Aunt Dayna tilted her head. “I have an affinity for healing psychic pain.”
“Plus, it’s not like I can just spill my darkest secrets to anyone,” I reminded him, before turning back to her. “I don’t think I have a spare guest room for you.”
I would, if my stables hadn’t been flattened by my father proving a point. Maybe he could rebuild them as a present, instead of, you know, a beating heart. At least the glitter was gone.
“Oh no, that’s fine. I have somewhere to stay.”
Dave peered out of the window. “There’s a house on your lawn.”
I strode past Dayna onto my porch to find her house in place of the stables. That explained the wards. I had a sentient home on my grounds, and my wards were testing its intent.
“I could have found you somewhere to stay,” I told her.
“No need. Besides, he gets grouchy and lonely if I’m gone too long.”
“The house has feelings?” Dave muttered. “Just when I thought we’d hit our weird shit meter, you go and take it to another level.”
I glanced at him. “In all fairness, this isn’t my weird shit; it’s hers.”
“Aunt Stella and Anita will stay with me,” Dayna said.
“You guys have lives. I don’t expect you to drop everything.”
She snorted and crossed her arms. “Cora, one: we love you. Two: this isn’t just your mess. Eloise is our mother. This is a Roberts mess.”
A tiny amount of weight lifted from my heart at those words. I didn’t realize I had been carrying around the pressure. I couldn’t do this alone. It was bigger than me.
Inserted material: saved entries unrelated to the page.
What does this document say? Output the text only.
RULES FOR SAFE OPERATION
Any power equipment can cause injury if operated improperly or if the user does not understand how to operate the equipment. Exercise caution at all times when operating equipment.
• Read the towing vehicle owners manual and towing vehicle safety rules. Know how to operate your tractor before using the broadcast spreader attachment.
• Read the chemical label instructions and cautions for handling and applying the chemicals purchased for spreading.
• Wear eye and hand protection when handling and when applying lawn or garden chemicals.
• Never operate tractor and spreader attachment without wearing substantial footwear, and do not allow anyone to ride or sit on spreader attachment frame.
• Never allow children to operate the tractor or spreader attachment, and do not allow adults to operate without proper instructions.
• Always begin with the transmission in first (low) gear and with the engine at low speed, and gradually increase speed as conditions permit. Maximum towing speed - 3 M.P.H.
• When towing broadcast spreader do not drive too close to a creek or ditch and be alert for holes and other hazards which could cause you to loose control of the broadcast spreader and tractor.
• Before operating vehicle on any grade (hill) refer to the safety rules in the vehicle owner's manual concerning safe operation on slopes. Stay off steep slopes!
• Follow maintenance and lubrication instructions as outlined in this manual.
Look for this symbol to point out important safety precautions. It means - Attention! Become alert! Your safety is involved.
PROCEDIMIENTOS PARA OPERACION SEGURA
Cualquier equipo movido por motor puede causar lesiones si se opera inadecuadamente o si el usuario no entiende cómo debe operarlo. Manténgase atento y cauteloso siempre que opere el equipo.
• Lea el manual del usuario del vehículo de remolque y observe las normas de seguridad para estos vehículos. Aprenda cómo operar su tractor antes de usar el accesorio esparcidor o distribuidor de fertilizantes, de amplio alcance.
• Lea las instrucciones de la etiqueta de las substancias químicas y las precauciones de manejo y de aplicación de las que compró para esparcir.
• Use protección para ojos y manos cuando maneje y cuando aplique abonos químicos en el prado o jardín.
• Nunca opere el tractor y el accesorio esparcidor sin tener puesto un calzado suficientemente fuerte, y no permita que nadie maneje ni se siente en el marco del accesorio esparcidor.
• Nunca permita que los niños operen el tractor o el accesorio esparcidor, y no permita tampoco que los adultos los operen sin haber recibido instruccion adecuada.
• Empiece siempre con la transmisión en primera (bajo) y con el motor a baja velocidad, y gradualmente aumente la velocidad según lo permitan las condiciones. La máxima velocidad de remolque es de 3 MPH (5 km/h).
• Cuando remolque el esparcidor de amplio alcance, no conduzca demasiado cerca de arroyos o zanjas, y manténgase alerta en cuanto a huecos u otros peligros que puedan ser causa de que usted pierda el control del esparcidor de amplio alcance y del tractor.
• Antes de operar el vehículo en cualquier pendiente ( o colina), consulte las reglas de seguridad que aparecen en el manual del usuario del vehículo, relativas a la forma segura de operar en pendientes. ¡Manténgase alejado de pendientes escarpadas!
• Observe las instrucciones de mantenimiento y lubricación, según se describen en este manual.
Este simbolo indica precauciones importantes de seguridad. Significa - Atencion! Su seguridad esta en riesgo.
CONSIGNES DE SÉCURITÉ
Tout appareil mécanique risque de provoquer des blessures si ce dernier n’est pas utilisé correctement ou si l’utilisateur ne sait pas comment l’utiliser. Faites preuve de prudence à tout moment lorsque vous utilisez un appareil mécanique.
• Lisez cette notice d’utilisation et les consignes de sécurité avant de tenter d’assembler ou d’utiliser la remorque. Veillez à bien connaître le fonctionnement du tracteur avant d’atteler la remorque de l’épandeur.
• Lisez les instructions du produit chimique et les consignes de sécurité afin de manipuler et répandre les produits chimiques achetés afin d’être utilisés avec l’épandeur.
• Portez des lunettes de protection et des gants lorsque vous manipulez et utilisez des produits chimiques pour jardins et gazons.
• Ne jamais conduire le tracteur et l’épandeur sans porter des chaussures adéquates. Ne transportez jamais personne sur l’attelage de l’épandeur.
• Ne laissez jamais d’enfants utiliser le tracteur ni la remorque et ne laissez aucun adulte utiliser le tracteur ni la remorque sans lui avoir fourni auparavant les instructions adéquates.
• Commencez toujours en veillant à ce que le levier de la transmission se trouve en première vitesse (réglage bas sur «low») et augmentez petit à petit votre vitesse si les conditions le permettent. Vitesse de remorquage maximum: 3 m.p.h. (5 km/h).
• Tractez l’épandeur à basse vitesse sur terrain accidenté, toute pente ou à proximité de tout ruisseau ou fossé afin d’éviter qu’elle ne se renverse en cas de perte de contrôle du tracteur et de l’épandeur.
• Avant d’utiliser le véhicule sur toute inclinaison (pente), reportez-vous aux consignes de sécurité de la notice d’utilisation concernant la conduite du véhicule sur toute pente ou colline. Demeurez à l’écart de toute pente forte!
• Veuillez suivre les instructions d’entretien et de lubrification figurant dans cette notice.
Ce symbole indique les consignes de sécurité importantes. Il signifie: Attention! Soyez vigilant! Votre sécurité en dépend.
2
However, first I needed to get healthy.
“Where should we do this?” I asked. It was time to stop running from the nightmares haunting me.
I saton my sofa in my apartment, with Dayna on one side and Hudson on the other. Dave balanced on the arm of the chair Aunt Liz perched on, and Rebecca took up the other chair. Sebastian leaned against the wall, while Harry floated next to him.
“Tell me again why everyone is here to witness my pain,” I grumbled.
She took my hands in hers. “They are your grounding points. Taking a soul journey is a little tricky, and the call of the eternal plane can be rather seductive. Your soul is fractured. The nightmares, the pain, the lack of completeness, comes from it nudging you to glue it back together. Once you do that, everything will feel so much better.”
I dragged in a breath and released it. Soul journey, fractured pieces, glue. I totally got this.
“First, everyone should drink the tea,” Aunt Liz instructed.
Dave grimaced at the lukewarm herbal tea. “What does it do?”
“Opens your mind,” Dayna replied as I gulped mine down. That wasn’t too bad.
“Why?” he asked.
Dayna huffed. “We have to be open on the psychic plane to support Cora and tether her to this world.”
“Just drink the damn tea,” Hudson growled before downing his. They all followed suit.
My mind swirled as I glanced around the room. A faint pure white light with a hint of blue glowed around Hudson. I blinked, but it only got brighter. I turned back to Dayna, finding her also bathed in light, but hers was comprised of calming pinks and peaches.
“Why is everyone glowing?” Dave snapped.
Oh, so it wasn’t just me then. Cool.
“Your mind’s eye is opening, and you’re seeing people’s auras. It’s a good sign,” Dayna said. “Now shush. I need to concentrate.”
She grasped my left hand and placed it on her left shoulder, then she did the same so we were identical. “Heart to heart,” she whispered as her eyes fluttered closed. “Body to body. Soul to soul. Guide this child so that she may once again be whole.”